As primeiras estatísticas começaram a chegar. As primeiras estatísticas, depois de a Samolândia ter começado a guerra comercial. As estatísticas não contavam uma história agradável para os defensores do protecionismo histriónico: um pouco por todo o lado, atrás do recuo do comércio entre os países veio o crescimento emagrecido.
Só foi surpresa para os seguidores do presidente da Samolândia – por teimosia, ou por ignorância. A causa e o efeito estavam devidamente documentados na ciência. Durante anos e anos peritos queimaram pestanas, estudaram fenómenos, mediram-nos e encontraram explicações que foram o lastro de teorias. É o papel da ciência. A ciência já tinha demonstrado que o fechamento de fronteiras às importações, ou a criação de embaraços que perturbam a sua competitividade, fermentam o retrocesso económico e o bem-estar. Também não era inesperado o desprezo do presidente da Samolândia pela ciência: sempre que a ciência o desmentia, ele e o seu séquito abjuravam a ciência.
Quando as “tarifas” caíram estrepitosamente sobre as importações, aconteceu um de dois efeitos: ou as “tarifas” eram tão elevadas que liquidavam a competitividade dos produtos comprados no estrangeiro; ou, apesar de as “tarifas” atacarem a competitividade das importações, elas continuavam a entrar no mercado do país. No primeiro caso, esperava-se que as mercadorias compradas ao exterior fossem substituídas por mercadorias fabricadas no país. No segundo caso, as “tarifas” forçavam os consumidores do país a pagar um preço mais alto. As “tarifas” não passavam de um imposto sobre os consumidores do país que as impunha – ele há coisa mais antipatriótica e antidemocrática?
Com a desordem instalada no comércio internacional, com uma revoada de países, uns a seguir aos outros, a servirem-se de “tarifas” para reagirem às “tarifas” aplicadas antes, instalou-se a desconfiança. Os peritos asseguram que as pessoas agem racionalmente. Como não são estúpidas e o dinheiro custa muito a ganhar, ponderam antes de decidirem se vão comprar isto ou aquilo. Raramente sondam a origem da mercadoria importada, porque o seu bolso não está forrado a bandeiras nacionais nem os hinos são melodias embutidas no ouvido. As pessoas leem jornais e veem noticiários de televisão. Informam-se. Desde que o presidente da Samolândia ateou o rastilho de uma guerra comercial, o assunto colonizou a atenção dos jornalistas.
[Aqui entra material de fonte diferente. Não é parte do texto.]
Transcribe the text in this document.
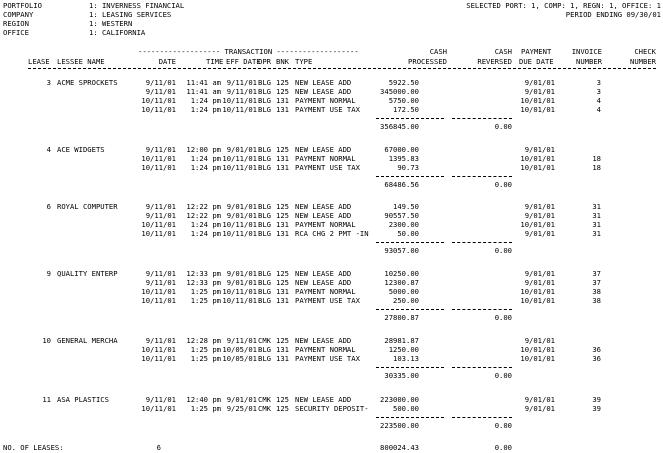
PORTFOLIO	1: INVERNESS FINANCIAL
COMPANY	1: LEASING SERVICES
REGION	1: WESTERN
OFFICE	1: CALIFORNIA
SELECTED PORT: 1, COMP: 1, REGN: 1, OFFICE: 1
PERIOD ENDING 09/30/01
------------------- TRANSACTION -------------------	CASH	CASH PAYMENT	INVOICE	CHECK
LEASE LESSEE NAME	DATE	TIME EFF DATE
OPR BNK TYPE	PROCESSED	REVERSED DUE DATE	NUMBER	NUMBER
3 ACME SPROCKETS	9/11/01 11:41 am 9/11/01 BLG 125 NEW LEASE ADD	5922.50	9/01/01	3
9/11/01 11:41 am 9/11/01 BLG 125 NEW LEASE ADD	345000.00	9/01/01	3
10/11/01 1:24 pm 10/11/01 BLG 131 PAYMENT NORMAL	5750.00	10/01/01	4
10/11/01 1:24 pm 10/11/01 BLG 131 PAYMENT USE TAX	172.50	10/01/01	4
356845.00	0.00
4 ACE WIDGETS	9/11/01 12:00 pm 9/01/01 BLG 125 NEW LEASE ADD	67000.00	9/01/01
10/11/01 1:24 pm 10/11/01 BLG 131 PAYMENT NORMAL	1395.83	10/01/01	18
10/11/01 1:24 pm 10/11/01 BLG 131 PAYMENT USE TAX	90.73	10/01/01	18
68486.56	0.00
6 ROYAL COMPUTER	9/11/01 12:22 pm 9/01/01 BLG 125 NEW LEASE ADD	149.50	9/01/01	31
9/11/01 12:22 pm 9/01/01 BLG 125 NEW LEASE ADD	90557.50	9/01/01	31
10/11/01 1:24 pm 10/11/01 BLG 131 PAYMENT NORMAL	2300.00	10/01/01	31
10/11/01 1:24 pm 10/11/01 BLG 131 RCA CHG 2 PMT -IN	50.00	9/01/01	31
93057.00	0.00
9 QUALITY ENTERP	9/11/01 12:33 pm 9/01/01 BLG 125 NEW LEASE ADD	10250.00	9/01/01	37
9/11/01 12:33 pm 9/01/01 BLG 125 NEW LEASE ADD	12300.87	9/01/01	37
10/11/01 1:25 pm 10/11/01 BLG 131 PAYMENT NORMAL	5000.00	10/01/01	38
10/11/01 1:25 pm 10/11/01 BLG 131 PAYMENT USE TAX	250.00	10/01/01	38
27800.87	0.00
10 GENERAL MERCHA	9/11/01 12:28 pm 9/11/01 CMK 125 NEW LEASE ADD	28981.87	9/01/01
10/11/01 1:25 pm 10/05/01 BLG 131 PAYMENT NORMAL	1250.00	10/01/01	36
10/11/01 1:25 pm 10/05/01 BLG 131 PAYMENT USE TAX	103.13	10/01/01	36
30335.00	0.00
11 ASA PLASTICS	9/11/01 12:40 pm 9/01/01 CMK 125 NEW LEASE ADD	223000.00	9/01/01	39
10/11/01 1:25 pm 9/25/01 CMK 125 SECURITY DEPOSIT-	500.00	9/01/01	39
223500.00	0.00
NO. OF LEASES:	6	800024.43	0.00
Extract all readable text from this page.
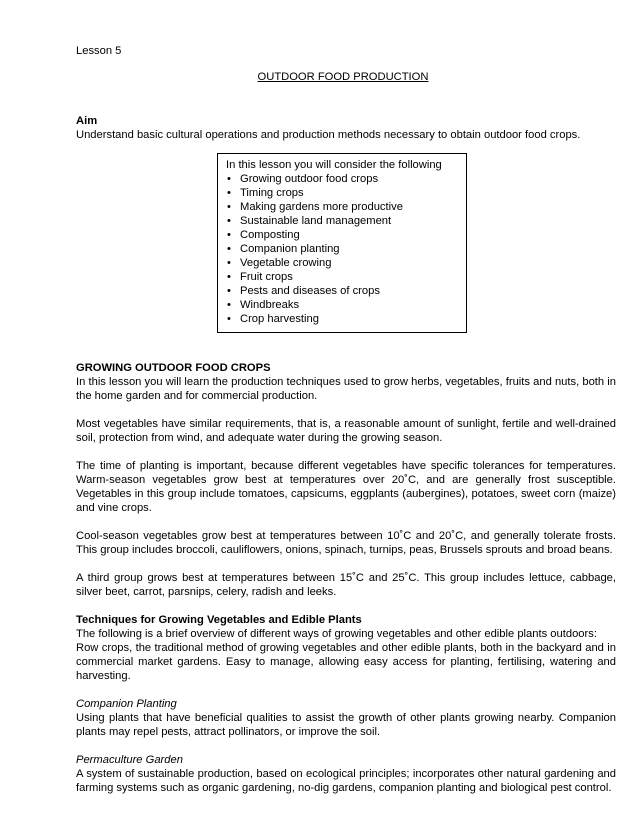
Lesson 5
OUTDOOR FOOD PRODUCTION
Aim
Understand basic cultural operations and production methods necessary to obtain outdoor food crops.
In this lesson you will consider the following
• Growing outdoor food crops
• Timing crops
• Making gardens more productive
• Sustainable land management
• Composting
• Companion planting
• Vegetable crowing
• Fruit crops
• Pests and diseases of crops
• Windbreaks
• Crop harvesting
GROWING OUTDOOR FOOD CROPS

In this lesson you will learn the production techniques used to grow herbs, vegetables, fruits and nuts, both in the home garden and for commercial production.

Most vegetables have similar requirements, that is, a reasonable amount of sunlight, fertile and well-drained soil, protection from wind, and adequate water during the growing season.

The time of planting is important, because different vegetables have specific tolerances for temperatures. Warm-season vegetables grow best at temperatures over 20˚C, and are generally frost susceptible. Vegetables in this group include tomatoes, capsicums, eggplants (aubergines), potatoes, sweet corn (maize) and vine crops.

Cool-season vegetables grow best at temperatures between 10˚C and 20˚C, and generally tolerate frosts. This group includes broccoli, cauliflowers, onions, spinach, turnips, peas, Brussels sprouts and broad beans.

A third group grows best at temperatures between 15˚C and 25˚C. This group includes lettuce, cabbage, silver beet, carrot, parsnips, celery, radish and leeks.

Techniques for Growing Vegetables and Edible Plants

The following is a brief overview of different ways of growing vegetables and other edible plants outdoors:

Row crops, the traditional method of growing vegetables and other edible plants, both in the backyard and in commercial market gardens. Easy to manage, allowing easy access for planting, fertilising, watering and harvesting.

Companion Planting

Using plants that have beneficial qualities to assist the growth of other plants growing nearby. Companion plants may repel pests, attract pollinators, or improve the soil.

Permaculture Garden

A system of sustainable production, based on ecological principles; incorporates other natural gardening and farming systems such as organic gardening, no-dig gardens, companion planting and biological pest control.
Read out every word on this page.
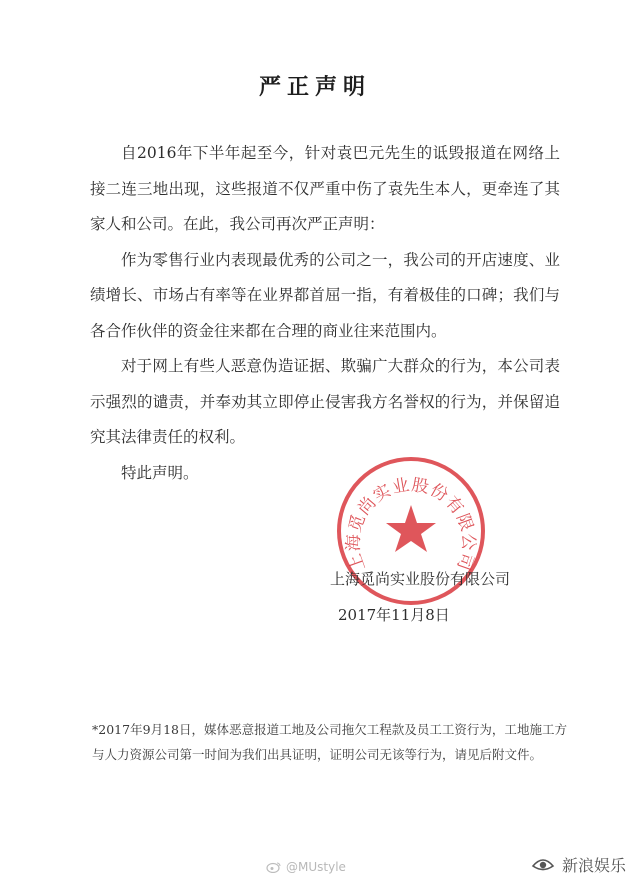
严正声明

自2016年下半年起至今，针对袁巴元先生的诋毁报道在网络上接二连三地出现，这些报道不仅严重中伤了袁先生本人，更牵连了其家人和公司。在此，我公司再次严正声明：

作为零售行业内表现最优秀的公司之一，我公司的开店速度、业绩增长、市场占有率等在业界都首屈一指，有着极佳的口碑；我们与各合作伙伴的资金往来都在合理的商业往来范围内。

对于网上有些人恶意伪造证据、欺骗广大群众的行为，本公司表示强烈的谴责，并奉劝其立即停止侵害我方名誉权的行为，并保留追究其法律责任的权利。

特此声明。

上海觅尚实业股份有限公司
上海觅尚实业股份有限公司
2017年11月8日
*2017年9月18日，媒体恶意报道工地及公司拖欠工程款及员工工资行为，工地施工方与人力资源公司第一时间为我们出具证明，证明公司无该等行为，请见后附文件。
@MUstyle	新浪娱乐
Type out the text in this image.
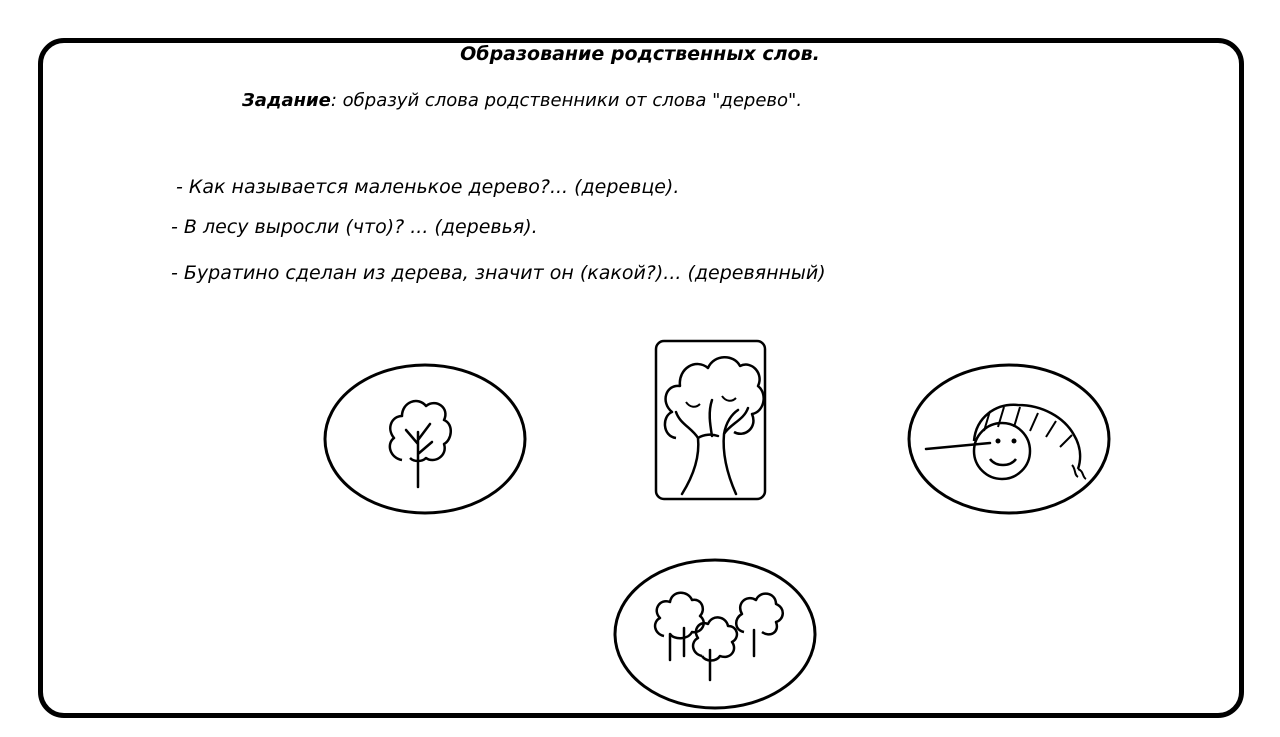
Образование родственных слов.
Задание: образуй слова родственники от слова "дерево".
- Как называется маленькое дерево?... (деревце).
- В лесу выросли (что)? ... (деревья).
- Буратино сделан из дерева, значит он (какой?)... (деревянный)
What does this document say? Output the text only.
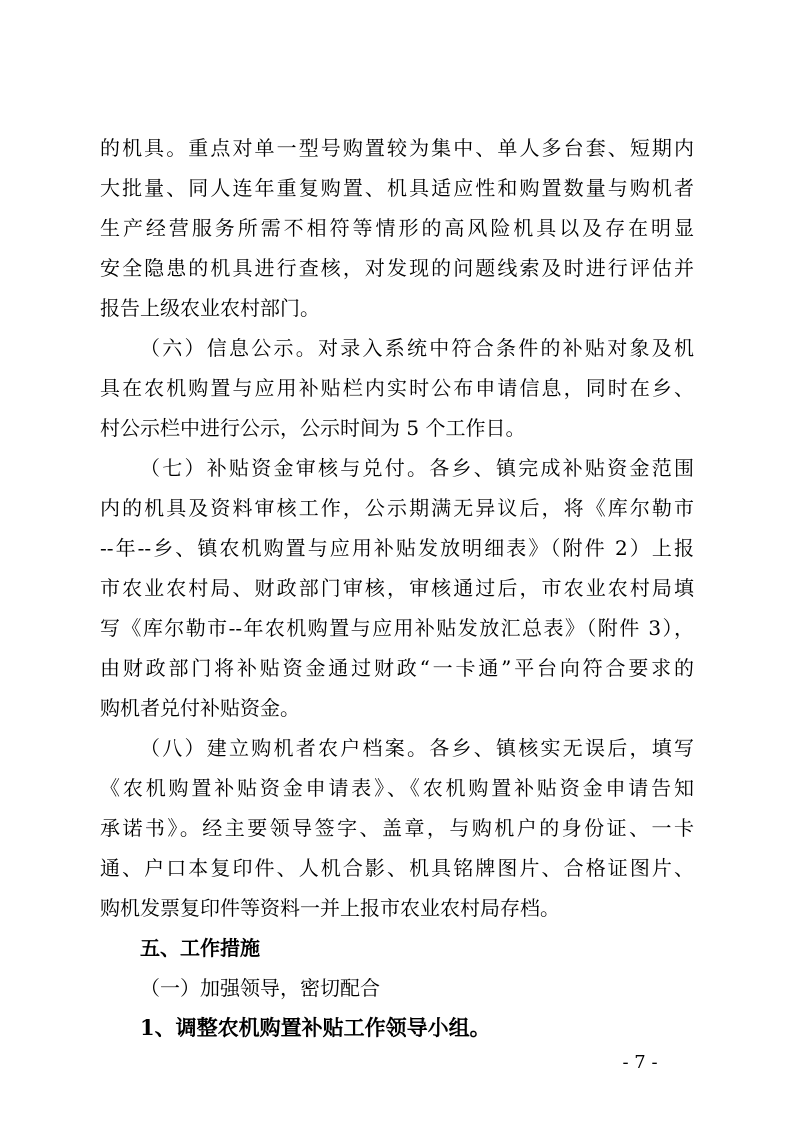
的机具。重点对单一型号购置较为集中、单人多台套、短期内
大批量、同人连年重复购置、机具适应性和购置数量与购机者
生产经营服务所需不相符等情形的高风险机具以及存在明显
安全隐患的机具进行查核，对发现的问题线索及时进行评估并
报告上级农业农村部门。
（六）信息公示。对录入系统中符合条件的补贴对象及机
具在农机购置与应用补贴栏内实时公布申请信息，同时在乡、
村公示栏中进行公示，公示时间为 5 个工作日。
（七）补贴资金审核与兑付。各乡、镇完成补贴资金范围
内的机具及资料审核工作，公示期满无异议后，将《库尔勒市
--年--乡、镇农机购置与应用补贴发放明细表》（附件 2）上报
市农业农村局、财政部门审核，审核通过后，市农业农村局填
写《库尔勒市--年农机购置与应用补贴发放汇总表》（附件 3），
由财政部门将补贴资金通过财政“一卡通”平台向符合要求的
购机者兑付补贴资金。
（八）建立购机者农户档案。各乡、镇核实无误后，填写
《农机购置补贴资金申请表》、《农机购置补贴资金申请告知
承诺书》。经主要领导签字、盖章，与购机户的身份证、一卡
通、户口本复印件、人机合影、机具铭牌图片、合格证图片、
购机发票复印件等资料一并上报市农业农村局存档。
五、工作措施
（一）加强领导，密切配合
1、调整农机购置补贴工作领导小组。
- 7 -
As pessoas desconfiam: as “tarifas” podem trazer preços mais elevados, a necessidade de deixar de consumir o que é fabricado no estrangeiro substituindo por mercadorias nacionais mais caras e de pior qualidade, ou a escassez de mercadorias compradas ao estrangeiro porque a produção nacional não tem capacidade para tomar o seu lugar. Todas as possibilidades levam ao franzir do sobrolho dos cidadãos. É compreensível que o consumo recue.
Os trimestres sucediam-se e com eles chegavam as estatísticas sobre o trimestre anterior. Da primeira vez que as estatísticas mandavam dizer que a economia estava a andar para trás, o presidente da Samolândia pediu paciência, que dessem o benefício da dúvida, mais tarde as pessoas teriam provas irrefutáveis de que as “tarifas” melhoram a saúde da economia. Veio o segundo trimestre, e depois o terceiro, e, enfim, o quarto. As estatísticas, teimosas, desmentiam o vaticínio (ou, dir-se-ia, a profecia autorrealizável) do presidente da Samolândia. Quatro trimestres consecutivos de economia em marcha-atrás – e alguns peritos, dando asas a um cinismo mordaz, apelidando a economia do presente como “economia caranguejo”. À medida que os trimestres se sucediam e as estatísticas desmentiam as profecias do líder da Samolândia, as pessoas perdiam a paciência. Ao contrário do prometido, quase todos estavam pior.
O presidente da Samolândia, cada vez mais isolado, cada vez (ainda) mais teimoso, teve uma epifania quando descobriu aliados improváveis: os fundamentalistas do ambiente estavam do seu lado, fazendo com que os observadores ficassem atónitos com a aliança que não estava no programa. De repente, o presidente da Samolândia, numa cambalhota que espantou meio mundo, agarrou-se a uma nova agenda, tornando-se um inesperado ambientalista.